00:00 Welcome back to the 100 days of Python
00:02 and the second day of the collections module.
00:04 Today, we're going to get practical with a code challenge.
00:08 That will be highest rated movie directors.
00:12 We will load in a data set and convert it
00:14 into a default dictionary of directors as keys
00:18 and movie namedtuples as values.
00:20 If you want to try it yourself on scratch,
00:22 I encourage you to pause the video now
00:25 and read through this link and try to code it up yourself.
00:29 What I will do in the rest of this video,
00:31 is to guide you how to get the data loaded
00:34 into the directors variable.
00:36 So parse the CSV, convert it into defaultdict,
00:39 and also will have a Counter example,
00:42 how to get the directors with the most amount of movies.
00:46 So if you need some guidance, keep watching
00:48 but maybe you want to try it yourself first.
00:52 Welcome back.
00:53 I hope you had fun doing the other exercise.
00:56 In the next session, I will show you how to load
00:58 in the data and parse it into a defaultdict.
01:02 So we're going to load this data in
01:04 and the goal is to make a defaultdict
01:08 where the keys are the directors
01:10 and the values are a list of movies
01:13 and every movie will be stored in a namedtuple.

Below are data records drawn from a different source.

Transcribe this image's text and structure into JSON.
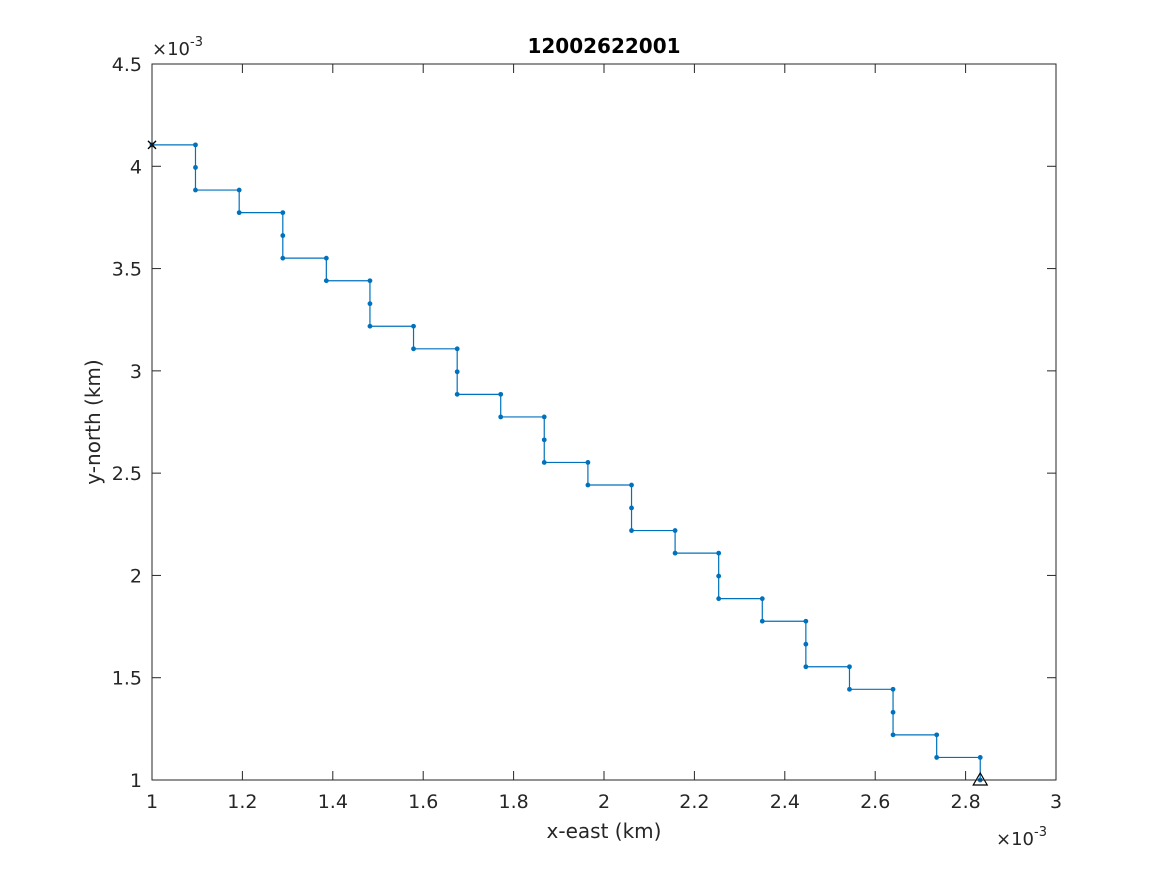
{
  "chart_data": {
    "type": "line",
    "title": "12002622001",
    "xlabel": "x-east (km)",
    "ylabel": "y-north (km)",
    "x_exponent_label": "×10",
    "x_exponent_power": "-3",
    "y_exponent_label": "×10",
    "y_exponent_power": "-3",
    "xlim": [
      1.0,
      3.0
    ],
    "ylim": [
      1.0,
      4.5
    ],
    "x_ticks": [
      "1",
      "1.2",
      "1.4",
      "1.6",
      "1.8",
      "2",
      "2.2",
      "2.4",
      "2.6",
      "2.8",
      "3"
    ],
    "y_ticks": [
      "1",
      "1.5",
      "2",
      "2.5",
      "3",
      "3.5",
      "4",
      "4.5"
    ],
    "grid": false,
    "legend": "none",
    "line_color": "#0072BD",
    "series": [
      {
        "x": [
          1.0,
          1.0962,
          1.0962,
          1.0962,
          1.1929,
          1.1929,
          1.2894,
          1.2894,
          1.2894,
          1.3857,
          1.3857,
          1.4822,
          1.4822,
          1.4822,
          1.5786,
          1.5786,
          1.6752,
          1.6752,
          1.6752,
          1.7715,
          1.7715,
          1.8678,
          1.8678,
          1.8678,
          1.9644,
          1.9644,
          2.0609,
          2.0609,
          2.0609,
          2.1573,
          2.1573,
          2.2537,
          2.2537,
          2.2537,
          2.3502,
          2.3502,
          2.4466,
          2.4466,
          2.4466,
          2.5431,
          2.5431,
          2.6395,
          2.6395,
          2.6395,
          2.736,
          2.736,
          2.8324,
          2.8324
        ],
        "y": [
          4.1047,
          4.1047,
          3.9943,
          3.8839,
          3.8839,
          3.7735,
          3.7735,
          3.6614,
          3.551,
          3.551,
          3.4406,
          3.4406,
          3.3285,
          3.2181,
          3.2181,
          3.1077,
          3.1077,
          2.9956,
          2.8852,
          2.8852,
          2.7748,
          2.7748,
          2.6627,
          2.5523,
          2.5523,
          2.4419,
          2.4419,
          2.3298,
          2.2194,
          2.2194,
          2.109,
          2.109,
          1.9969,
          1.8865,
          1.8865,
          1.7761,
          1.7761,
          1.664,
          1.5536,
          1.5536,
          1.4432,
          1.4432,
          1.3311,
          1.2207,
          1.2207,
          1.1103,
          1.1103,
          1.0
        ]
      }
    ],
    "start_marker": "x",
    "end_marker": "triangle"
  }
}
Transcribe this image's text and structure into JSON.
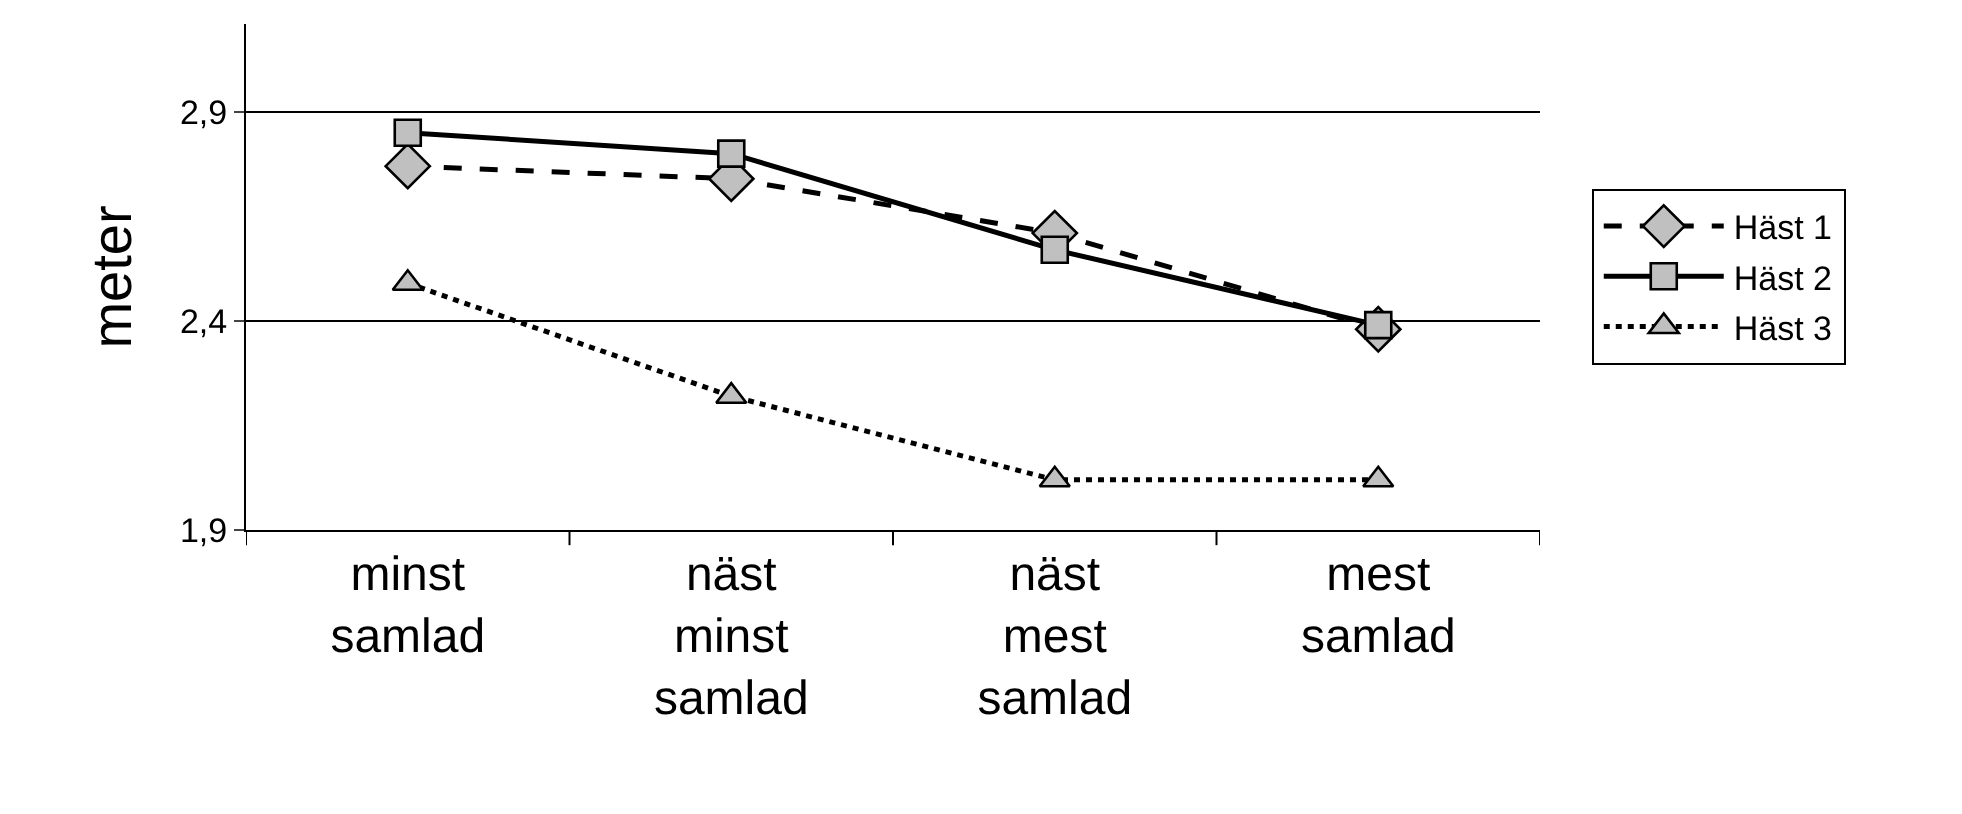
{
  "chart_data": {
    "type": "line",
    "ylabel": "meter",
    "categories": [
      "minst\nsamlad",
      "näst\nminst\nsamlad",
      "näst\nmest\nsamlad",
      "mest\nsamlad"
    ],
    "series": [
      {
        "name": "Häst 1",
        "color": "#000000",
        "values": [
          2.77,
          2.74,
          2.61,
          2.38
        ],
        "marker": "diamond",
        "line_style": "dashed"
      },
      {
        "name": "Häst 2",
        "color": "#000000",
        "values": [
          2.85,
          2.8,
          2.57,
          2.39
        ],
        "marker": "square",
        "line_style": "solid"
      },
      {
        "name": "Häst 3",
        "color": "#000000",
        "values": [
          2.49,
          2.22,
          2.02,
          2.02
        ],
        "marker": "triangle",
        "line_style": "dotted"
      }
    ],
    "ylim": [
      1.9,
      3.11
    ],
    "yticks": [
      {
        "value": 1.9,
        "label": "1,9"
      },
      {
        "value": 2.4,
        "label": "2,4"
      },
      {
        "value": 2.9,
        "label": "2,9"
      }
    ],
    "grid": "y",
    "legend": "right"
  }
}
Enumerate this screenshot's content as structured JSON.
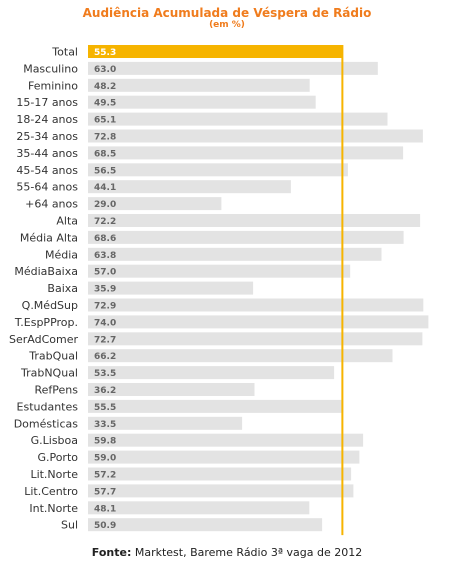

01:16 So let's define the namedtuple first.
01:22 We've defined a namedtuple called movie
01:24 with title, year, and score.
01:26 Those are the only fields I'm interested in for now.
01:29 We need to parse the CSV
01:32 and load the data into defaultdict.
01:34 I'm not going to touch too much upon the CSV part
01:37 because there's a whole lesson dedicated to that.
01:39 I will write out the function and come back
01:42 and comment it line by line.
01:52 And let's see if that works.
01:59 And let's get the movies of Christopher Nolan,
02:03 one of my favorite directors.
02:08 Wow. Look at that.
02:10 I can look up a director and I get a list of movies
02:14 and each movie is a name tuple with title, year, and score.
02:19 Okay, let's go back to the code I've just written.
02:22 We make a function and receives data
02:25 which by default is movies CSV which we retrieved here.
02:30 I initialize a defaultdict of lists called directors.
02:35 I open the data with a with statement.
02:39 Then I use the CSV dict reader to parse every line
02:43 into an OrderedDict.
02:44 Every line, I extract the director name, movie title,
02:48 title year, and IMDB score and store them in variables.
02:53 The year, I convert to int.
02:55 The score, I convert to float.
02:57 With data analysis, there's always bad data
02:59 and this is no exception.
03:01 A value error got raised for some rows.
03:03 So when that happens, I just ignore the row.
03:06 I'm not interested in incomplete data.
03:08 I initialize the movie namedtuple
03:10 and give it movie, year, and score.
03:12 That namedtuple gets appended
03:14 to the director in a directors named list.
03:17 So here you see the defaultdict in action.
03:19 I don't have to initialize an empty list
03:23 for every director up front.
03:25 defaultdict handles that all behind the scene.
03:27 And then I return the directors defaultdict.
03:30 Then I call the function and store the results
03:32 in the directors variable and then I can look up directors.
03:36 So there's a lot of stuff you can do with this data.
03:40 Let's do one more exercise.
03:42 I'm going to use Counter to find the directors
03:44 that have most movies in this dataset.
03:47 So I use a counter and I'm going to loop over...
03:53 the directors...
03:54 we stored before.
04:00 I can loop over dictionary with items
04:04 which gives me the value pairs.
04:06 Then I'm going to store the director...
04:11 in the counter object.
04:13 I'm going to sum up the length of the movies.
04:17 You can do this by hand, but the nice thing
04:20 of having a counter object that now I can do counter...
04:24 Most common.
04:27 Five.
04:28 And there you go.
04:30 Spielberg, Woody Allen, this is pretty plausible.
04:33 So here you got some more practice
04:35 using the collections data types.